Doxa Rebar in DC
Rebar just completed our second ArtPlace event along the 14th Street NW Corridor with the DC Office of Planning and the 14th Street Uptown Business Association. We set up a temporary workshop on 14th Street and Crittenden for the week and held open studios each night for volunteers. On Saturday for our Street Furniture Design Build, community members, business owners, and DC planners alike came together to help sand, paint, and assemble furniture pieces.
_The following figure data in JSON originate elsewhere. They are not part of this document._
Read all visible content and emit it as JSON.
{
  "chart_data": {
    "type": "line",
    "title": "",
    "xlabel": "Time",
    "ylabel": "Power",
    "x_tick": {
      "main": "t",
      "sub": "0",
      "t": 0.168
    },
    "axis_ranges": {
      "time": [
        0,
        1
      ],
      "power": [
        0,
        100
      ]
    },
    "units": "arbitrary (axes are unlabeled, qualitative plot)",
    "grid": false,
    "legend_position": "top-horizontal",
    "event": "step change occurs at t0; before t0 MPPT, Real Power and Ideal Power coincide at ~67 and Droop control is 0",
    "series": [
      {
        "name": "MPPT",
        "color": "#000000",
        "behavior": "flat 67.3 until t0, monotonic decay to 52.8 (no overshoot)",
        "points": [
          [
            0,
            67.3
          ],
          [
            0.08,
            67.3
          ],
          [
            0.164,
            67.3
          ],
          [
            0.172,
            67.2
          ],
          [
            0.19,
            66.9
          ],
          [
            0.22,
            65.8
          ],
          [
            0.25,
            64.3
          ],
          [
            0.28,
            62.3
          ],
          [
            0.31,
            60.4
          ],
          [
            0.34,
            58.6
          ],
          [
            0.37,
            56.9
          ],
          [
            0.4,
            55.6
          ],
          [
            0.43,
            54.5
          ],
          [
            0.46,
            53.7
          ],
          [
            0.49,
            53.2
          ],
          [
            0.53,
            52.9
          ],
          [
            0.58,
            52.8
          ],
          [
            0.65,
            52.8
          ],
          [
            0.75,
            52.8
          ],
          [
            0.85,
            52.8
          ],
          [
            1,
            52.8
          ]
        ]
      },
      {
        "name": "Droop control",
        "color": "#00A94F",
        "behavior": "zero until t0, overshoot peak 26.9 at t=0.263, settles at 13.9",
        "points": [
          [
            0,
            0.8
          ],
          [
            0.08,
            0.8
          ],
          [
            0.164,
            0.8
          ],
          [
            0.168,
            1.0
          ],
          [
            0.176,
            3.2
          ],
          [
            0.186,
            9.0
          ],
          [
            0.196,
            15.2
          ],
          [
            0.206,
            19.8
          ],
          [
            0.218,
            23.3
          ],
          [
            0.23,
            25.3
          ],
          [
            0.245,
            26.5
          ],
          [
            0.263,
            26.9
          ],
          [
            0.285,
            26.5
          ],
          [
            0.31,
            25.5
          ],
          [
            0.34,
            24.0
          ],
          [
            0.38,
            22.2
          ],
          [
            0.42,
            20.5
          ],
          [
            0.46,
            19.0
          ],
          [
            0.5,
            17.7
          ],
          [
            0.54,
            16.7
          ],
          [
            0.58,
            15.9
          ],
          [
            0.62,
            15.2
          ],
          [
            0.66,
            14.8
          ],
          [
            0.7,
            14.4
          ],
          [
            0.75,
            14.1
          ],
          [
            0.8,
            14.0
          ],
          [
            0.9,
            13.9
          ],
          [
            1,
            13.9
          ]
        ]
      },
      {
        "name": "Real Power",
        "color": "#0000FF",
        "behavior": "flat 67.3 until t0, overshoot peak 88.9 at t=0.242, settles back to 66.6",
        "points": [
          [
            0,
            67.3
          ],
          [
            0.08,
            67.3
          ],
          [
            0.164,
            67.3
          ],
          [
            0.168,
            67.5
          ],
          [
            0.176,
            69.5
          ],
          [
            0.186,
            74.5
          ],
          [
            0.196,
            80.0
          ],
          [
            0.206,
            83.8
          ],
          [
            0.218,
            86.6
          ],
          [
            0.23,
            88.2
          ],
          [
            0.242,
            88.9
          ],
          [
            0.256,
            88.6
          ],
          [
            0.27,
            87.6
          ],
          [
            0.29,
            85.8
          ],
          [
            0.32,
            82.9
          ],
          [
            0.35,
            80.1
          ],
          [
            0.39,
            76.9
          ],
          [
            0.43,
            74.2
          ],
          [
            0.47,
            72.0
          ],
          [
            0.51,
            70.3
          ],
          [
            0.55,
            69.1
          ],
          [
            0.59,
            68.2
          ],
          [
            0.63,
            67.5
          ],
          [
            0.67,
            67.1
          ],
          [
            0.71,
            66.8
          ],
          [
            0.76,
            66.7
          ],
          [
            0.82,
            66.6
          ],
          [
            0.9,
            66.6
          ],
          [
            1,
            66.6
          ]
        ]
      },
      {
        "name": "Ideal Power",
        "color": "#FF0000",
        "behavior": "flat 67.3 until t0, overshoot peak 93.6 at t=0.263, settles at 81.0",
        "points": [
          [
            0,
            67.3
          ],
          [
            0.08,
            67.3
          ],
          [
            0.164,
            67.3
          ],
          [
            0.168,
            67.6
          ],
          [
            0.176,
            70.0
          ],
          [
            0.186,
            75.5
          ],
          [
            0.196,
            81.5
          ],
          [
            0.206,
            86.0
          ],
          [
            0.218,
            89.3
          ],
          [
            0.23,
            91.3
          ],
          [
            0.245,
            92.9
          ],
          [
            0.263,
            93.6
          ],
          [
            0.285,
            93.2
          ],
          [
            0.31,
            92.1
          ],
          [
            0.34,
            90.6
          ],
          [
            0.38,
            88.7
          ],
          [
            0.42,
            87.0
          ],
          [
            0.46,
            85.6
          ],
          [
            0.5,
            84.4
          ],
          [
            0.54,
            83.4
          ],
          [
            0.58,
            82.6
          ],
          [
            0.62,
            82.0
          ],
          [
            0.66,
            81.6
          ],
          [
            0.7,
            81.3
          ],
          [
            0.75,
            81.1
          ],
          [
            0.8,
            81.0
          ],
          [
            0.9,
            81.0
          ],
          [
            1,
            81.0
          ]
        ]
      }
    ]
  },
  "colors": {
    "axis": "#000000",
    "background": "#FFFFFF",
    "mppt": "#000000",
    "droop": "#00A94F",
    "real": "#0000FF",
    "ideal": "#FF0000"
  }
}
We worked with Creative Dimension Group to cut flat plywood pieces with a CNC router. These are the first prototypes of our kit-of-parts furniture that can be easily assembled and disassembled as necessary. The pieces were designed in varying animal shapes and painted with bright colors with the intent to celebrate “play” in the urban environment.
(L) Volunteers painting high stool pieces; (R) Angie with a high table and stool set at Smokey’s.
We made 3 sets of high tables with bar-height stools and gave them to local businesses along the Corridor. The sidewalks in DC are very wide (reaching 35′ at certain points) with ample opportunities for public use. Five planters shaped like hippos with fold-out benches were placed along the corridor.
Sandy and Aziza on a planter and stool.
Our final piece was a whale-shaped porch swing that hung from a crocodile head frame. The swing can be interchanged with a community message board. We met some great folks in the neighborhood and are excited about how the pieces turned out!
Our Swing on the corner of 14th and Crittenden.
Testing out the swing!
See our flickr for more photographs of the event.
After our event, I took a tour of Dupont Underground with Julian Hunt (of Hunt Laudi Studio), Monling Lee, and Braulio Agnese. We met Julian at our first event in DC for 5×5; he was a part of our panel, “Public Art: It’s a Verb!”
Existing conditions of Dupont Underground.
Dupont Underground is a non-profit started by Julian to re-open an abandoned tunnel just beneath Dupont Circle. This amazing underground space was in use as a trolly station for just over twenty years before it was closed in 1975. The 75,000 square feet of space is ripe with opportunities for exhibitions and events. We’re excited to hear how the story unfolds of bringing Dupont Underground back into the public realm.